Ten years ago, that nudge was more of a shove. In 1992, L.A. County defaults topped 35,000, peaking at 52,321 in 1996. The jump coincided with a drop in home values, as well as an unemployment rate that was regularly in the double-digits between 1992 and 1994 and was still as high as 8.5 percent in mid-1996.

Since then, the inverse relationship between home values and notices of default has only been reinforced. After notices of default rose by 47 percent between 1992 and 1996, default levels fell by 21 percent in 1997, the first time in many years that average home values went up. Since 1996, annual defaults have dropped by 53 percent while home values have appreciated by 38 percent.

Housing prices help

Despite the economic softening, the median sale price of a Los Angeles County home last year was $224,000, up 13 percent over 2000, according to DataQuick. That rise, combined with lower interest rates, has enabled more homeowners facing default to either refinance at a more manageable rate or sell their homes in the several months between the notice of default and foreclosure.

When a borrower falls two to three months behind in mortgage payments, a trustee is appointed by the lender to issue a notice of default to both the county and the borrower. After the notice goes out, there’s a 90-day period for the borrower and lender to resolve the matter. After that, the trustee publishes a note of foreclosure and prepares the property for auction.

Roughly a third of the county default recipients ultimately lose their homes, down from about 50 percent in the mid-90s, according to Karevoll.

Because of the strong housing market, the chance of a homeowner owing more on a house than its present market value is far less than in the previous recession, when home values dropped by 24 percent between 1991 and 1996. As a result, selling the house is a viable alternative to going into default.

“If people have to leave the area because their job disappears, there are buyers lined up to buy the house,” said Leslie Appleton-Young, chief economist for the California Association of Realtors.

Also a factor in the low default figures are mortgage rates, now hovering around 7 percent, that were less than 6 percent at one point late last year. Lower rates mean that the real cost of a mortgage is lower than it was a decade ago.

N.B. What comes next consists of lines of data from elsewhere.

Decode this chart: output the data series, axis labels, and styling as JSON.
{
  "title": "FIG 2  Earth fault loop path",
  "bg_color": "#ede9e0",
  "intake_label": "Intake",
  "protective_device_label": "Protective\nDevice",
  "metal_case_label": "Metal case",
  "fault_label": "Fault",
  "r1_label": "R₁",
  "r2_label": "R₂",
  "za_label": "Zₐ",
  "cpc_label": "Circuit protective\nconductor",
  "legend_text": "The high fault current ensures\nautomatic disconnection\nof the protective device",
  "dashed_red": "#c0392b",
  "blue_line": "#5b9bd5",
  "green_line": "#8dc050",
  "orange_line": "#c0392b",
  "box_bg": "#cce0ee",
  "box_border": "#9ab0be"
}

“There’s been 32 to 33 percent inflation over the past 10 years, so in real dollars, the cost of for a household to own a home is lower now than it was in ’89 to ’91,” said Karevoll, referring to double-digit interest rates at the time.

Warning signs?

But increased unemployment levels and a bounce in interest rates is expected to flatten home prices toward the end of the year. That would mean an end to several years of lower default levels, according to Michael Carney, professor of finance and director of the Real Estate Research Council at Cal Poly Pomona.

“The sustained increases in home prices we’ve seen over the past five to six years will be coming to an end fairly soon,” said Carney. “The economy is not looking too good.”

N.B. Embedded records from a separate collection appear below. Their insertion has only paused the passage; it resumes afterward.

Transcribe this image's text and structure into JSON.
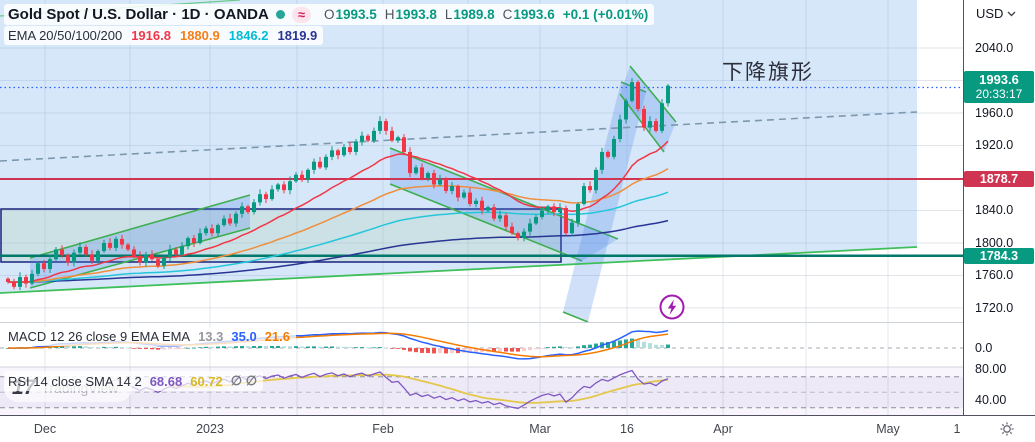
{
  "header": {
    "symbol_title": "Gold Spot / U.S. Dollar · 1D · OANDA",
    "approx_badge": "≈",
    "ohlc": {
      "o_label": "O",
      "o": "1993.5",
      "h_label": "H",
      "h": "1993.8",
      "l_label": "L",
      "l": "1989.8",
      "c_label": "C",
      "c": "1993.6",
      "change": "+0.1 (+0.01%)"
    },
    "ema_legend": {
      "label": "EMA 20/50/100/200",
      "v20": "1916.8",
      "v50": "1880.9",
      "v100": "1846.2",
      "v200": "1819.9"
    }
  },
  "macd_legend": {
    "label": "MACD 12 26 close 9 EMA EMA",
    "hist": "13.3",
    "macd": "35.0",
    "signal": "21.6"
  },
  "rsi_legend": {
    "label": "RSI 14 close SMA 14 2",
    "rsi": "68.68",
    "sma": "60.72",
    "empty": "∅ ∅"
  },
  "annotation": {
    "text": "下降旗形"
  },
  "watermark": {
    "logo": "17",
    "text": "TradingView"
  },
  "price_axis": {
    "currency": "USD",
    "ticks": [
      "2040.0",
      "1960.0",
      "1920.0",
      "1840.0",
      "1800.0",
      "1760.0",
      "1720.0"
    ],
    "macd_tick": "0.0",
    "rsi_ticks": [
      "80.00",
      "40.00"
    ],
    "current_price": "1993.6",
    "countdown": "20:33:17",
    "resistance": "1878.7",
    "support": "1784.3"
  },
  "time_axis": {
    "labels": [
      "Dec",
      "2023",
      "Feb",
      "Mar",
      "16",
      "Apr",
      "May",
      "1"
    ]
  },
  "colors": {
    "up": "#089981",
    "down": "#f23645",
    "ema20": "#f23645",
    "ema50": "#ef8e3c",
    "ema100": "#26c6da",
    "ema200": "#283593",
    "macd_line": "#2962ff",
    "signal_line": "#f57c00",
    "hist_pos": "#26a69a",
    "hist_pos_weak": "#b2dfdb",
    "hist_neg": "#ef5350",
    "hist_neg_weak": "#fccbcd",
    "rsi_line": "#7e57c2",
    "rsi_sma": "#e3c84b",
    "resistance": "#cf3550",
    "support": "#00796b",
    "current": "#089981",
    "dashed_trend": "#7c98ad",
    "dotted_price": "#2962ff",
    "channel_stroke": "#3fae4e",
    "channel_fill": "rgba(73,133,231,0.25)",
    "region_fill": "rgba(120,175,240,0.30)",
    "box_stroke": "#1a237e",
    "box_fill": "rgba(150,190,110,0.14)"
  },
  "chart_data": {
    "type": "candlestick",
    "title": "Gold Spot / U.S. Dollar",
    "interval": "1D",
    "exchange": "OANDA",
    "current_ohlc": {
      "open": 1993.5,
      "high": 1993.8,
      "low": 1989.8,
      "close": 1993.6,
      "change": 0.1,
      "change_pct": 0.01
    },
    "ylim": [
      1700,
      2060
    ],
    "x_range_labels": [
      "Dec",
      "2023",
      "Feb",
      "Mar",
      "16",
      "Apr",
      "May"
    ],
    "levels": {
      "resistance": 1878.7,
      "support": 1784.3,
      "current": 1993.6
    },
    "ema": {
      "periods": [
        20,
        50,
        100,
        200
      ],
      "last_values": [
        1916.8,
        1880.9,
        1846.2,
        1819.9
      ]
    },
    "macd": {
      "fast": 12,
      "slow": 26,
      "source": "close",
      "signal": 9,
      "hist": 13.3,
      "macd": 35.0,
      "signal_value": 21.6
    },
    "rsi": {
      "length": 14,
      "source": "close",
      "sma_length": 14,
      "rsi": 68.68,
      "sma": 60.72,
      "bands": [
        70,
        50,
        30
      ]
    },
    "annotation": "下降旗形 (descending flag)",
    "closes": [
      1752,
      1746,
      1758,
      1750,
      1762,
      1775,
      1768,
      1780,
      1792,
      1785,
      1776,
      1788,
      1795,
      1786,
      1778,
      1790,
      1800,
      1794,
      1805,
      1798,
      1792,
      1784,
      1776,
      1786,
      1780,
      1772,
      1782,
      1792,
      1786,
      1796,
      1806,
      1800,
      1812,
      1818,
      1812,
      1822,
      1830,
      1824,
      1836,
      1845,
      1838,
      1850,
      1860,
      1854,
      1866,
      1872,
      1865,
      1876,
      1884,
      1878,
      1890,
      1900,
      1893,
      1906,
      1914,
      1908,
      1918,
      1912,
      1925,
      1932,
      1926,
      1938,
      1950,
      1938,
      1926,
      1930,
      1912,
      1886,
      1893,
      1880,
      1886,
      1872,
      1878,
      1864,
      1870,
      1856,
      1862,
      1848,
      1852,
      1840,
      1844,
      1830,
      1834,
      1820,
      1812,
      1806,
      1814,
      1824,
      1832,
      1840,
      1845,
      1838,
      1843,
      1812,
      1825,
      1848,
      1870,
      1865,
      1890,
      1912,
      1906,
      1928,
      1952,
      1975,
      1998,
      1965,
      1942,
      1950,
      1938,
      1972,
      1993.6
    ]
  }
}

Unemployment notwithstanding, a key determinant in how much defaults and foreclosure rates end up rising is the change in interest rates, according to Sung Won Sohn the chief economist at Wells Fargo & Co.

“Let’s say it goes over 8 percent, that would push up the foreclosure rates,” said Sohn. “Some of these mortgages are adjustable rates, and some of the people may not be able to pay the (higher) monthly payments.”

But with the recession largely hitting lower-income groups that are less likely to own homes, default and foreclosure rates are less likely to spike downward. “We have lost a lot more low paying part-time jobs than high paying full time jobs,” said Sohn.

Karevoll said a number of factors would have to occur before default and foreclosure rates start approaching their mid-90s levels. Besides having the county’s unemployment rate rise to the 7.5 to 8 percent level it was 6.1 percent in December interest rates would need to hit double digits and home values would need to start decreasing, he said. “The things that precede (a jump in) defaults just aren’t happening right now,” said Karevoll.